As a sub note is the ridge on top of the buchaille likely to have firm snow good for cramponing right now?

Thanks,
Stevo
 lps 22 Jan 2010
In reply to CurlyStevo:
yes it's easy. no technical or steep terrain from what i remember, just a big snow slope.
 sutty 22 Jan 2010
 don macb 22 Jan 2010
In reply to CurlyStevo:
but it can have a steeper section on the end...


more like it *does* have a steeper section at the end. i was there with a winter novice in march and she was gibbering at the prospect of getting up and down the back wall of the corrie...

 Sean Bell 22 Jan 2010
In reply to CurlyStevo: Im not sure what the weather has been doing over the past couple of weeks bu I went up Tulaich on Friday 8th Jan, the going was good, with most snow scoured away, still some little pockets of wind slab but avoidable.I went straight up the well trodden path straight to the lip of the coire, there were a couple of icy steps (one step up) which may not be the best for novice walkers but they were steady and also avoidable, I watched a skills party going up the easier angled slope to the right, this is just before hitting the scree slope.This may be an option depending on conditions (?) but as I say Steve, Ive not been up recently so it will be way different with all the thawing going on.Take it easy, cheers.
 lps 22 Jan 2010
In reply to CurlyStevo:
i was commenting on the north ridge by the way, no the corrie!!
OP CurlyStevo 22 Jan 2010
Thanks for the info
 Sean Kelly 22 Jan 2010
In reply to CurlyStevo: The main problem with the Coire is with possible cornice collapse onto loaded lower slopes, any avalanche triggered will be constricted by the narrow part of the approach and set like concrete. The top is indeed steep (try reversing this after climbing some other route to the summit!) and I have turned back from these slopes when assessing the snow as having a high avalanche risk. There have been a number of fatal accidents here in recent years precisely because of this. If at all worried about the snow, then carry on up the valley to the R and ascend the big coire behind the Buchallie (not got a map to hand so can't be more precise).
 Jamie B 22 Jan 2010
In reply to CurlyStevo:

Do you have to go to Buachaille Etive Mhor? Any ascent of of the Coire na Tulaich side of the hill will have steep ground, including the ridge. I rarely use it with novices; Buachaille Etive Beag is a far better bet for me.
 Bob Aitken 22 Jan 2010
In reply to CurlyStevo: For years past, summer and winter, I've used the west ridge of Coire na Tulaich in descent rather than come down the corrie.

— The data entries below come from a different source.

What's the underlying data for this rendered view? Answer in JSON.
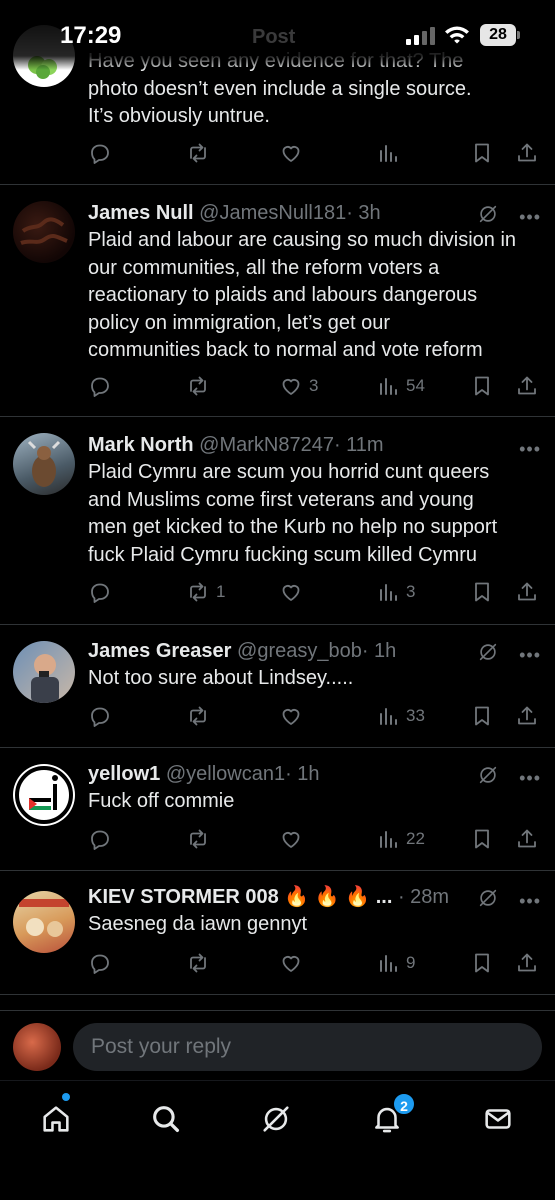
{
  "status_bar": {
    "time": "17:29",
    "title": "Post",
    "battery": "28"
  },
  "top_tweet": {
    "lines": [
      "Have you seen any evidence for that? The",
      "photo doesn’t even include a single source.",
      "It’s obviously untrue."
    ]
  },
  "tweets": [
    {
      "name": "James Null",
      "handle": "@JamesNull181",
      "time": "· 3h",
      "lines": [
        "Plaid and labour are causing so much division in",
        "our communities, all the reform voters a",
        "reactionary to plaids and labours dangerous",
        "policy on immigration, let’s get our",
        "communities back to normal and vote reform"
      ],
      "replies": "",
      "reposts": "",
      "likes": "3",
      "views": "54"
    },
    {
      "name": "Mark North",
      "handle": "@MarkN87247",
      "time": "· 11m",
      "lines": [
        "Plaid Cymru are scum you horrid cunt queers",
        "and Muslims come first veterans and young",
        "men get kicked to the Kurb no help no support",
        "fuck Plaid Cymru fucking scum killed Cymru"
      ],
      "replies": "",
      "reposts": "1",
      "likes": "",
      "views": "3"
    },
    {
      "name": "James Greaser",
      "handle": "@greasy_bob",
      "time": "· 1h",
      "lines": [
        "Not too sure about Lindsey....."
      ],
      "replies": "",
      "reposts": "",
      "likes": "",
      "views": "33"
    },
    {
      "name": "yellow1",
      "handle": "@yellowcan1",
      "time": "· 1h",
      "lines": [
        "Fuck off commie"
      ],
      "replies": "",
      "reposts": "",
      "likes": "",
      "views": "22"
    },
    {
      "name": "KIEV STORMER 008 🔥 🔥 🔥 ...",
      "handle": "",
      "time": "· 28m",
      "lines": [
        "Saesneg da iawn gennyt"
      ],
      "replies": "",
      "reposts": "",
      "likes": "",
      "views": "9"
    }
  ],
  "reply": {
    "placeholder": "Post your reply"
  },
  "tabbar": {
    "notifications_badge": "2"
  },
  "colors": {
    "accent": "#1d9bf0",
    "muted": "#71767b",
    "text": "#e7e9ea",
    "divider": "#2f3336"
  }
}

So I was mildy gratified to see it advised as an alternative descent when snow conditions in the corrie head are doubtful by the SMC's 'Scottish Winter Climbs' (2008, p66). You'd want to make absolutely sure you hit off the ridge if visibility is poor, and there are crags on either side to be wary of, but the ridge itself is a walk and the avalanche risk is liable to be far lower. I'm surprised that more climbers don't go that way, but maybe they know something I don't ...
 Erik B 23 Jan 2010
In reply to CurlyStevo: head to the col and keep going, to the next high point. this bits tricky as the slopes just past the highpoint can be very loaded as well. try and keep to the outcrops down the ridge then take a diagonal shelf on the right looking down into coire tulaich. be careful not to just keep going straight down the ridge as there are a number of bad slopes depending on snowline
 Simon Caldwell 23 Jan 2010
In reply to CurlyStevo:
It's a bit further (and too late for today anyway!) but I've used Coire Cloiche Finne as an alternative to the usual approach, arrives at the same col but from the Glen Etive side. Depending on conditions (obviously) can be less avalanche prone, and the headwall isn't as steep.
OP CurlyStevo 23 Jan 2010
In reply to CurlyStevo:
Fortunately nearly all the snow on the hill was very well bonded and we went up coire na tulaich. It was also in very easy nick with nothing daunting if you went up to the right near the end.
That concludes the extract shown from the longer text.